PubChem (https://pubchem.ncbi.nlm.nih.gov)1-5 is a public repository of information on small molecules and their biological activities, developed and maintained by the National Library of Medicine (NLM), an institute within the U.S. National Institutes of Health (NIH). Since its launch in 2004 as a component of the NIH’s Molecular Libraries Roadmap Initiatives, it has been rapidly growing, and now serves as a key chemical information resource for researchers in many biomedical science areas, including cheminformatics, chemical biology, and medicinal chemistry. Detailed information on PubChem can be found in recent papers published in Nucleic Acids Research (https://doi.org/10.1093/nar/gkv951; https://doi.org/10.1093/nar/gkt978).

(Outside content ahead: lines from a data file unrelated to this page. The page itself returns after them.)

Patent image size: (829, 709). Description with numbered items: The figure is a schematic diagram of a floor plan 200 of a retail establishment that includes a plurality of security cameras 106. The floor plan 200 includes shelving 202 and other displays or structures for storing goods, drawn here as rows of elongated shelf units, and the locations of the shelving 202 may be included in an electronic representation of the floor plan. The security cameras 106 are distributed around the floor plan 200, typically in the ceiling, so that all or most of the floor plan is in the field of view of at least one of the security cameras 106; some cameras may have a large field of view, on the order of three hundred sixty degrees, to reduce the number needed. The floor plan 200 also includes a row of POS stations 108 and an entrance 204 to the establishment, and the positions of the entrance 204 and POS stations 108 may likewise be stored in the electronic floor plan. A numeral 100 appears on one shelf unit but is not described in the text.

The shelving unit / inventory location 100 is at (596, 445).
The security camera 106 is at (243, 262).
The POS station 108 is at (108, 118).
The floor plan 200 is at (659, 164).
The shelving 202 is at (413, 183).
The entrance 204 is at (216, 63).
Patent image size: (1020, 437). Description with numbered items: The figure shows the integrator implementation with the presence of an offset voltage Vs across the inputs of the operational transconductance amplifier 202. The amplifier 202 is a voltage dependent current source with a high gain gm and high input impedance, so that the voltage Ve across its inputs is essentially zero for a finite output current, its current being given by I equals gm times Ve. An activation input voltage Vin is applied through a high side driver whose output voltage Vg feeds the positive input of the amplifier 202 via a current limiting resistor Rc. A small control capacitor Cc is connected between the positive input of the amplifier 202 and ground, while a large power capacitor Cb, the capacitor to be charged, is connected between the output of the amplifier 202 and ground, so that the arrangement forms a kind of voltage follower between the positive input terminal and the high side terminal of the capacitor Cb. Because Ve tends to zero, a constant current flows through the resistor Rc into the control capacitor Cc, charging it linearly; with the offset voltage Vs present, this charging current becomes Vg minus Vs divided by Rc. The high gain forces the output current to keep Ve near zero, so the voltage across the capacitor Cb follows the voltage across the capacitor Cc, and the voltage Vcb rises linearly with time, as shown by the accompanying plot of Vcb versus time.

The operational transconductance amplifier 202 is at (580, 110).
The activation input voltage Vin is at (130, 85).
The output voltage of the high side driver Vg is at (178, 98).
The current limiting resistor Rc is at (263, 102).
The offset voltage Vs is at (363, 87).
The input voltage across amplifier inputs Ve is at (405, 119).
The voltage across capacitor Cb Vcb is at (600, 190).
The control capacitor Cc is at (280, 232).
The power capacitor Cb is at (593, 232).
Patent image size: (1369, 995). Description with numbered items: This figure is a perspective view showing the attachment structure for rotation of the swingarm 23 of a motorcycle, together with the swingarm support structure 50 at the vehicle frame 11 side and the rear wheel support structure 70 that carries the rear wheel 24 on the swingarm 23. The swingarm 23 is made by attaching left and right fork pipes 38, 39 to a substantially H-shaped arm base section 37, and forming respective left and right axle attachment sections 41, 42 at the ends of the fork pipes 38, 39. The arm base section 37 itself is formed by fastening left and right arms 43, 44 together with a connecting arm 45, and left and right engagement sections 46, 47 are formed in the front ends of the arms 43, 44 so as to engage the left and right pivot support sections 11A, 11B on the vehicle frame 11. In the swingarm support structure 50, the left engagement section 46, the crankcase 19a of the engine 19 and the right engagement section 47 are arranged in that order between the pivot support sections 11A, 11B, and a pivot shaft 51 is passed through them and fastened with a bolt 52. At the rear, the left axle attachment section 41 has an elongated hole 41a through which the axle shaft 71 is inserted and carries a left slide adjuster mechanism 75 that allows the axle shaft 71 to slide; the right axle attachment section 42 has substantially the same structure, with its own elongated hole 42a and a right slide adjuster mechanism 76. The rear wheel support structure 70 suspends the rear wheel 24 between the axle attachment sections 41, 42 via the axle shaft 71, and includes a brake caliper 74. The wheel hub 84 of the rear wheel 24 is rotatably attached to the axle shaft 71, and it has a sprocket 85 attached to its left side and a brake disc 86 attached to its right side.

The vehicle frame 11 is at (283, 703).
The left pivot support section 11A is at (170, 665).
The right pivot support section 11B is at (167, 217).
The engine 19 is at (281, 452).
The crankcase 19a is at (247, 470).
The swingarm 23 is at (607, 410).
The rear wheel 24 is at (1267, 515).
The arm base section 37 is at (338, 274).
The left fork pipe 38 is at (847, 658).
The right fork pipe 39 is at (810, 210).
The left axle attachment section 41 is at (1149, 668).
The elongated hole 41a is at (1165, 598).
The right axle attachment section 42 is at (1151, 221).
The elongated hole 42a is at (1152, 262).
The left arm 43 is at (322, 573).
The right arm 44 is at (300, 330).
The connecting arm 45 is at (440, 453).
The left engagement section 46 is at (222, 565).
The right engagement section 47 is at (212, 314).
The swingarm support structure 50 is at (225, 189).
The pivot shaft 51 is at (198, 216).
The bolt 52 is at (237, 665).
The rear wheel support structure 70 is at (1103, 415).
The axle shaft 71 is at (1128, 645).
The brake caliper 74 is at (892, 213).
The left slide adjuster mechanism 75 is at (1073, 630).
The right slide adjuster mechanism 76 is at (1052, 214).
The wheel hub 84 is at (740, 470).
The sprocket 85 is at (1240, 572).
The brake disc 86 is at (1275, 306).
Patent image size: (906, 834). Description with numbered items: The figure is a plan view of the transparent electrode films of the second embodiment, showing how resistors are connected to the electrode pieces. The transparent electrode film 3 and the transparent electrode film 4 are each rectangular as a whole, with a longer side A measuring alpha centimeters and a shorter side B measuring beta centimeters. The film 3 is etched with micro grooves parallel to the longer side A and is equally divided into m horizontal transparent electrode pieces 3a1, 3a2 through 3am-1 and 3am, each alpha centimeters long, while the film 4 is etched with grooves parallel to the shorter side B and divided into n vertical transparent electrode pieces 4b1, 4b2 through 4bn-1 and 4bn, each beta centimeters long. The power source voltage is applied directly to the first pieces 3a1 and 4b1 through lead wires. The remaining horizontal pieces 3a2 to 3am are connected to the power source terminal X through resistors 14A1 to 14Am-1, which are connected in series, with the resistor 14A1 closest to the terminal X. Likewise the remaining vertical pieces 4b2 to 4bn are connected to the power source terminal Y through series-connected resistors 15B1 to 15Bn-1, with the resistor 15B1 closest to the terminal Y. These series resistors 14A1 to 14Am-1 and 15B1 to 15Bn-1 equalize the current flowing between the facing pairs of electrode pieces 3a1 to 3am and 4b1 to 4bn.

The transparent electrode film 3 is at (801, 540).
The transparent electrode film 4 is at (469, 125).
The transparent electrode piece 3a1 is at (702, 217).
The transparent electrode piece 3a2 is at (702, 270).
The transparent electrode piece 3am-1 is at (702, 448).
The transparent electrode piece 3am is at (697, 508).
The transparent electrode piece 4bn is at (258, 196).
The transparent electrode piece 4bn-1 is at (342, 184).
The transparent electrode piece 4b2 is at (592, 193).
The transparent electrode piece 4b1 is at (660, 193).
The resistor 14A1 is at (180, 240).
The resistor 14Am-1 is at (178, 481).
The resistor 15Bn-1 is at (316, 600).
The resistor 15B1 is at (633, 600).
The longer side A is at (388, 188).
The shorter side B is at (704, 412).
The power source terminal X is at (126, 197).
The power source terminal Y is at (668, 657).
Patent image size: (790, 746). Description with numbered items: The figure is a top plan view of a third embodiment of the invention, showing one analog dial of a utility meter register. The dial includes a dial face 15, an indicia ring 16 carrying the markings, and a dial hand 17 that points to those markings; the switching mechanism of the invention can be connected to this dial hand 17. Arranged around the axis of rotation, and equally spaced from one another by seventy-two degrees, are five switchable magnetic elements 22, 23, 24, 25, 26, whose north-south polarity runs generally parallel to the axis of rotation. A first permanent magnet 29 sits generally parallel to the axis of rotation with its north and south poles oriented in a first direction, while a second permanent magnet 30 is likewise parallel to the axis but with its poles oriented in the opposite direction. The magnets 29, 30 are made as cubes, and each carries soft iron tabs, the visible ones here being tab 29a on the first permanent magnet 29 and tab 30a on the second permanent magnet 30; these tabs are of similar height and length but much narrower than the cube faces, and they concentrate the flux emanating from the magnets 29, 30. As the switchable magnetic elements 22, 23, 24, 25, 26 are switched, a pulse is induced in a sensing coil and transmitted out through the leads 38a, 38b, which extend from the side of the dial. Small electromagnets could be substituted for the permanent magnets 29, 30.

PubChem is a data aggregator, meaning that it collects data from different data sources. Currently, PubChem’s data are from more than 350 organizations, including government agencies, university labs, pharmaceutical companies, substance vendors, and other databases. PubChem organizes its data into three primary databases: Substance, Compound, and BioAssay. Individual data contributors deposit information on chemical substances to the Substance database (https://www.ncbi.nlm.nih.gov/pcsubstance). Different data contributors may provide information on the same molecule, hence the same chemical structure may appear multiple times in the Substance database. To provide a non-redundant view, chemical structures in the Substance database are normalized through a process called “standardization” and the unique chemical structures are identified and stored in the Compound database (https://www.ncbi.nlm.nih.gov/pccompound). The difference between the Substance and Compound databases is explained in more detail in this blog post. Descriptions of biological experiments on chemical substances are stored in the BioAssay database (https://www.ncbi.nlm.nih.gov/pcassay). The database identifiers used to locate records in these three databases are called SID (Substance ID), CID (Compound ID), and AID (Assay ID) for the Substance, Compound, and BioAssay databases, respectively.
PubChem contains more than 157 million depositor-provided substances, 60 million unique chemical structures, and one million biological assays, which cover about 10 thousand protein target sequences. For efficient use of this vast amount of data, PubChem provides various search and analysis tools. Some of these search tools will be used later in this module for demonstration purposes.